What exactly their wrongs were they found it hard to put into words. Their most general cry was that they were not going to be “trompled” upon by foreigners. It was not, that is to say, that they regarded even Mr Bransdon as being anything but British born: indeed, to Cyril Brandetski, who quite frequently got drunk with them in the bar parlour and who, on these occasions, was accustomed to sing them incomprehensible songs in a remarkably high falsetto voice with a trill like that of a canary’s, to Cyril Brandetski they showed a kindly and contemptuous tolerance. He was, they said, a sort of a “Rooshan,” a poor creature and harmless as anybody could see. But the Colonists were foreigners because they were not local men. And they were not the Quality, although in some way that they could not at all understand, Squire Luscombe had made himself responsible for them. No, they were not the Quality, and they did not come from that countryside, and yet they gave themselves all sorts of airs. Yet, properly speaking, they were homeless men. They had come there yesterday, where the villagers had been settled for hundreds of years. Who could tell that they would not be gone in a week’s time? And, just as you could heave half a brick at a foreigner because he would not have anybody to bother their heads about him or to avenge him, so they felt they could yell after and insult these poor creatures who had no roots at all in the soil. And they had yelled after the Colonists so often and so regularly and no punishment had come to them for it that they thought they could do exactly as they liked.

In Sir Bransdon’s living room Cyril Brandetski for perhaps the twenty-seventh time was informing Ophelia Bransdon that she was his little chicken, the light of his eyes and the image of the saint before which he said his prayers.

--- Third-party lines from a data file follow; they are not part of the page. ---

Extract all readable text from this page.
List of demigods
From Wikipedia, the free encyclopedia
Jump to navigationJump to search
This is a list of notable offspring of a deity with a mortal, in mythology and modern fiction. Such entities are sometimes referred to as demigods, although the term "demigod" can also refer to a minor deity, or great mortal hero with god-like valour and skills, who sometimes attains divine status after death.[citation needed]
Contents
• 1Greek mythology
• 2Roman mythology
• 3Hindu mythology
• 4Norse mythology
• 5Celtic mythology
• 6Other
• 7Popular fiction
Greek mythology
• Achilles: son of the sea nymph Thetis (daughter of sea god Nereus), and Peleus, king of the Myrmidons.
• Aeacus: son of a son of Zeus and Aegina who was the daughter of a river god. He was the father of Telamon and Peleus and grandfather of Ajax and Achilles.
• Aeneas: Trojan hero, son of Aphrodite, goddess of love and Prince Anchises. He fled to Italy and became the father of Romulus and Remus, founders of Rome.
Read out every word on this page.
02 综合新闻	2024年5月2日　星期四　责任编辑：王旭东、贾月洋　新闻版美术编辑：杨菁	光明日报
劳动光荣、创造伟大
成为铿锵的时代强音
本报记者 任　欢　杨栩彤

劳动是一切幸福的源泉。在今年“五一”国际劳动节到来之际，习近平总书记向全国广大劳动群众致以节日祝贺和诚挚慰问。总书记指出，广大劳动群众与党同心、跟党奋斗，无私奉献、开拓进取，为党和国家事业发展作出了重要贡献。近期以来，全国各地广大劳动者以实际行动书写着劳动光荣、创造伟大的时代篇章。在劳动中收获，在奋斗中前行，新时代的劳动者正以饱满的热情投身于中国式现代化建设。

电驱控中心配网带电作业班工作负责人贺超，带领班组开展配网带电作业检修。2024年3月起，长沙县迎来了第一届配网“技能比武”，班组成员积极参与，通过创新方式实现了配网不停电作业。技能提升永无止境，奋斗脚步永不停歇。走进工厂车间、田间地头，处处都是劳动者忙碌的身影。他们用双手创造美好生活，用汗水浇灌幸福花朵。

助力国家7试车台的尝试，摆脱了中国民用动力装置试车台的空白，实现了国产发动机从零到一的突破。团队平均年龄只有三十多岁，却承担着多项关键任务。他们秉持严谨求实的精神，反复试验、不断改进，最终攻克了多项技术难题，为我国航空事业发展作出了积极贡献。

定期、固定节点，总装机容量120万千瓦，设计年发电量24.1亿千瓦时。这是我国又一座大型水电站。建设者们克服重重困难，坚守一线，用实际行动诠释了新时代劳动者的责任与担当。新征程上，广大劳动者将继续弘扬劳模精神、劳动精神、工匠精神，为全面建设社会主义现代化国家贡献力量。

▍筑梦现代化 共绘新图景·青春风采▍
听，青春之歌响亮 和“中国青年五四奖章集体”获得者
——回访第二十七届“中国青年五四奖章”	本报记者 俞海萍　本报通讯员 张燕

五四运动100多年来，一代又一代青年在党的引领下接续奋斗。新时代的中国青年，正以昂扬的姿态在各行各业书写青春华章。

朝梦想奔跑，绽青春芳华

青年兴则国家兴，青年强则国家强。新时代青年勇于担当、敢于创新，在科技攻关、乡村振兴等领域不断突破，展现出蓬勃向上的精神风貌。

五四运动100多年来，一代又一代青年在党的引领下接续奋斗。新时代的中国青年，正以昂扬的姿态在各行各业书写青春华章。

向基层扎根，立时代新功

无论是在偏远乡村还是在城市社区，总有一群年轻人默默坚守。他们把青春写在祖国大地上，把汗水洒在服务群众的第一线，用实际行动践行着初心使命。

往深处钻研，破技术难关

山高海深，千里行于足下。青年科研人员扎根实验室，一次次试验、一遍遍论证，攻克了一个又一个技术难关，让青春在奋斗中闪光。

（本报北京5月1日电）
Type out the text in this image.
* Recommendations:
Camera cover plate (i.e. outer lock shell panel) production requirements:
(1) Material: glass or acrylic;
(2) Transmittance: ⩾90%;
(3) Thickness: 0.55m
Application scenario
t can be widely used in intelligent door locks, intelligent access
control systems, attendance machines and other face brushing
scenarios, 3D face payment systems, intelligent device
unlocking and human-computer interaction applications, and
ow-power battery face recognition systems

And with an exceeding calmness Ophelia Bransdon was sewing a hook on to the hack of a white muslin blouse. Having very severely slapped Mr Brandetski’s face on the first occasion when he had amorously declared his passion — having, indeed, cuffed him with so heavy and masculine a hand, though with quite good humour, that Mr Brandetski declared he had lost two teeth from each side of his jaw and had retired to weep in the haystack at the end of the row of cottages, Ophelia Bransdon treated her second cousin by adoption with just the air that she would have vouchsafed to an exceedingly tiny puppy, whining to be taken up into her lap.

Mr Brandetski spent very considerable portions of his afternoons in lying upon his bed and learning from the Russian dictionary the translation of various Slavonic terms of endearment into English. And when he could not arrive at any probable form of pronunciation for the words that he found there he would rush wildly from his cottage over the Green, carrying the dictionary open until he found any human being. To his or her eyes he would present the book, pointing a black finger nail at the word and exclaiming, “How you call that?”

This was a very still evening. Two candles burnt on the table, their flames ascending steady and motionless. Between them Ophelia leaned over her sewing. Cyril Brandetski balancing himself on one of the legs of one of the high-backed chairs was fingering a black wooden instrument of foreign construction. From overhead could be heard the creaking of the planks of the first floor bedroom. Mr Bransdon, about five minutes before, had retired for the night.